Il ricorso di due mamme dopo che gli uffici del comune di Roma avevano evidenziato l’impossibilità di accogliere la richiesta, in conformità a quanto disposto dal decreto dell’ex ministro dell’Interno, Matteo Salvini. Rete Lenford: "Faremo ogni sforzo perché sia garantita l'eguaglianza per tutti". Fonti di Palazzo Chigi: evidenti problemi di esecuzione , mette a rischio il sistema di identificazione personale
Via la dicitura ‘madre’ e ‘padre’ dalla carta di identità e via libera a ‘genitore‘. È quanto ha disposto una ordinanza del Tribunale civile di Roma dopo il ricorso presentato dalle due madri di una ragazza minorenne che, a settembre 2019, aveva richiesto agli uffici di Roma Capitale l’emissione di una carta d’identità elettronica, valida per l’espatrio, a nome della figlia minore con l’indicazione dei propri nominativi con la qualifica di ‘madre’ e ‘madre’ o, in alternativa, con la dicitura ‘neutra’ di ‘genitore’ per entrambe. Gli uffici del comune di Roma avevano evidenziato l’impossibilità di accogliere la richiesta, in conformità a quanto disposto dal decreto del 31/01/2019 dell’ex ministro dell’Interno, Matteo Salvini, che prevede esclusivamente la dicitura ‘padre’ e ‘madre’ per la compilazione dei campi contenenti i nominativi dei genitori.

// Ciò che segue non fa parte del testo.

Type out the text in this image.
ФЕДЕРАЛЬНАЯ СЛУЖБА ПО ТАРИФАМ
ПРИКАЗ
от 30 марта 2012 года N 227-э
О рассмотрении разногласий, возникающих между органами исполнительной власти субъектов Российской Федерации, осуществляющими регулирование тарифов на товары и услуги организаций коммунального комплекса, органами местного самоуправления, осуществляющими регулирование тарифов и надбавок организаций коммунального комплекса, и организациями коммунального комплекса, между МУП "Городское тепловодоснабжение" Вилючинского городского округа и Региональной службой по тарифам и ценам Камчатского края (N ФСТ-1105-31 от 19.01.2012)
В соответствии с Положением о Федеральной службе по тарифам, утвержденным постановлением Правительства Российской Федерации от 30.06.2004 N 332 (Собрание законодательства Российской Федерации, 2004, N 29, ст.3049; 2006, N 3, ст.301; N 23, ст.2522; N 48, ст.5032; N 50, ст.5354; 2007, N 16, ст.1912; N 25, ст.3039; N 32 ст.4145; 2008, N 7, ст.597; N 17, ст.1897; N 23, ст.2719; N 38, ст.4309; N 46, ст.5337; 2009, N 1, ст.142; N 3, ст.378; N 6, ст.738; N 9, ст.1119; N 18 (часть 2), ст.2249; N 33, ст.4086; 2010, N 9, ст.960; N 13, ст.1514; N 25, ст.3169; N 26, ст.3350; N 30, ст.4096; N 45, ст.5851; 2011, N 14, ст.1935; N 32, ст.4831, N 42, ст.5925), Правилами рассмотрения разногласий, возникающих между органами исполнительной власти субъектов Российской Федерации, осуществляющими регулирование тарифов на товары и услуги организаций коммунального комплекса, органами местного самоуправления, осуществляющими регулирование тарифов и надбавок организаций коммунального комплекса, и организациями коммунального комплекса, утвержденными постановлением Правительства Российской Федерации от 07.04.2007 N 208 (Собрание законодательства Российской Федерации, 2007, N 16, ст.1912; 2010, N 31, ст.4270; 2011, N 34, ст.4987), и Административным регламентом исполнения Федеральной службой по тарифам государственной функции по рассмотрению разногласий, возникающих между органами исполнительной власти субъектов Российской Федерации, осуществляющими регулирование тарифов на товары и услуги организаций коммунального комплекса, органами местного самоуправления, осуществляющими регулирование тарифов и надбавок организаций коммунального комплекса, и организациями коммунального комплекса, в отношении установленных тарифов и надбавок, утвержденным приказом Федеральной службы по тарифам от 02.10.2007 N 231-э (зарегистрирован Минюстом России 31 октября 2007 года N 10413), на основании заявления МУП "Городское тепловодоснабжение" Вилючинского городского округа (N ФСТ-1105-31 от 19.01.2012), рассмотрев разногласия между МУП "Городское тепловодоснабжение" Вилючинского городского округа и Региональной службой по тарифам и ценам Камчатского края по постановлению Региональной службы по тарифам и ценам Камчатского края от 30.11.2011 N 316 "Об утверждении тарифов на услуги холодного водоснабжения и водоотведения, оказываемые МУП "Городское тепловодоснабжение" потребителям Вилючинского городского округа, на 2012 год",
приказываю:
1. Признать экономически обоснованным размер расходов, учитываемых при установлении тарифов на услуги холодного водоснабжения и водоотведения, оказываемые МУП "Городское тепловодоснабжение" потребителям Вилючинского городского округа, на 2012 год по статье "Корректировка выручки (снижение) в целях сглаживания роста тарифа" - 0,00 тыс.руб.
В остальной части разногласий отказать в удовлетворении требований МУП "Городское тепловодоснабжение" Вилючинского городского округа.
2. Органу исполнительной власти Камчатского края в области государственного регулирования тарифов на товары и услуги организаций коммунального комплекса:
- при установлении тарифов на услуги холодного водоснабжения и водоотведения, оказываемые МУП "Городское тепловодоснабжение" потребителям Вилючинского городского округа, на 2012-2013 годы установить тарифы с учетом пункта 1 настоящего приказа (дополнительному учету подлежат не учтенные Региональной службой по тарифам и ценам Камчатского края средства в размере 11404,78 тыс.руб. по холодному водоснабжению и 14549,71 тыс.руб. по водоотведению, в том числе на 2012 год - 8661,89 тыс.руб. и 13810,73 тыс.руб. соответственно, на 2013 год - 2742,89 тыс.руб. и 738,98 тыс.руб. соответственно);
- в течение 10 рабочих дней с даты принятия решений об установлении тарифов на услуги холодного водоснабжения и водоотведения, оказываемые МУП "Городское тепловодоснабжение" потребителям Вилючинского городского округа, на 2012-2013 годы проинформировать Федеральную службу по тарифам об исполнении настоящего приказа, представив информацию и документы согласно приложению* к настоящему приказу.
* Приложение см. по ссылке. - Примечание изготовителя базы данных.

Poi però è arrivata la decisione del Tribunale civile.
Le due madri hanno agito in giudizio sulla base degli studi svolti da un gruppo di lavoro coordinato dagli avvocati Mario Di Carlo e Tommaso Mauro, Rete Lenford e Famiglie Arcobaleno: prima davanti al Tar Lazio e, poi, davanti al Tribunale di Roma, per reclamare l’emissione di una carta d’identità conforme alle concrete realtà familiari. Con un’ordinanza che risulta passata in giudicato, il Tribunale di Roma ha, ora, accolto la domanda della coppia di mamme, assistita dall’avvocato Vincenzo Miri, presidente di Rete Lenford, e dall’avvocata Federica Tempori, socia di Rete Lenford e componente del Gruppo legale di Famiglie Arcobaleno, che aveva chiesto la disapplicazione del decreto Salvini.
L’ordinanza risale al 9 settembre 2022 e non è stata impugnata dal ministero dell’Interno. Lo riferiscono fonti di Palazzo Chigi, sottolineando che la decisione sarà però esaminata dal governo con particolare attenzione. Secondo le stesse fonti, infatti, l’ordinanza presenterebbe evidenti problemi di esecuzione e metterebbe a rischio il sistema di identificazione personale. Sembra una chiusura, mentre nel frattempo lo stesso Salvini ha twittato: “Usare sulla carta d’identità le parole ‘padre’ e ‘madre’ (le parole più belle del mondo) secondo il Tribunale civile di Roma sarebbe una violazione delle norme comunitarie e internazionali, da qui la decisione di sostituirle con la più neutra parola ‘genitorè. Illegali o discriminanti le parole ‘mammà e ‘papà’? Non ho parole, ma davvero”.
“La sentenza rappresenta un importante risultato, raggiunto dopo uno straordinario lavoro di squadra di professionisti e professioniste a cui esprimo la mia gratitudine”, ha dichiarato invece l’avvocato Miri. “Purtroppo, il governo non ha ancora annullato il decreto e, così, continua ancora oggi a offendere la dignità e l’identità di tante famiglie, che volta per volta dovrebbero chiedere a un Tribunale di disapplicare il ‘Decreto Salvini’ per vedersi riconosciuti i propri diritti fondamentali. Reputiamo questo profondamente ingiusto sia per i tempi e sia per i costi della giustizia. Faremo, perciò, ogni sforzo affinché questo governo annulli il decreto e garantisca per legge l’eguaglianza e la pari dignità di tutte le famiglie. Le carte d’identità registrano quel che per lo Stato è una famiglia: negare anche nominalmente l’esistenza di migliaia di famiglie, e mortificare le identità di persone minorenni, è incostituzionale e anche inaccettabile”.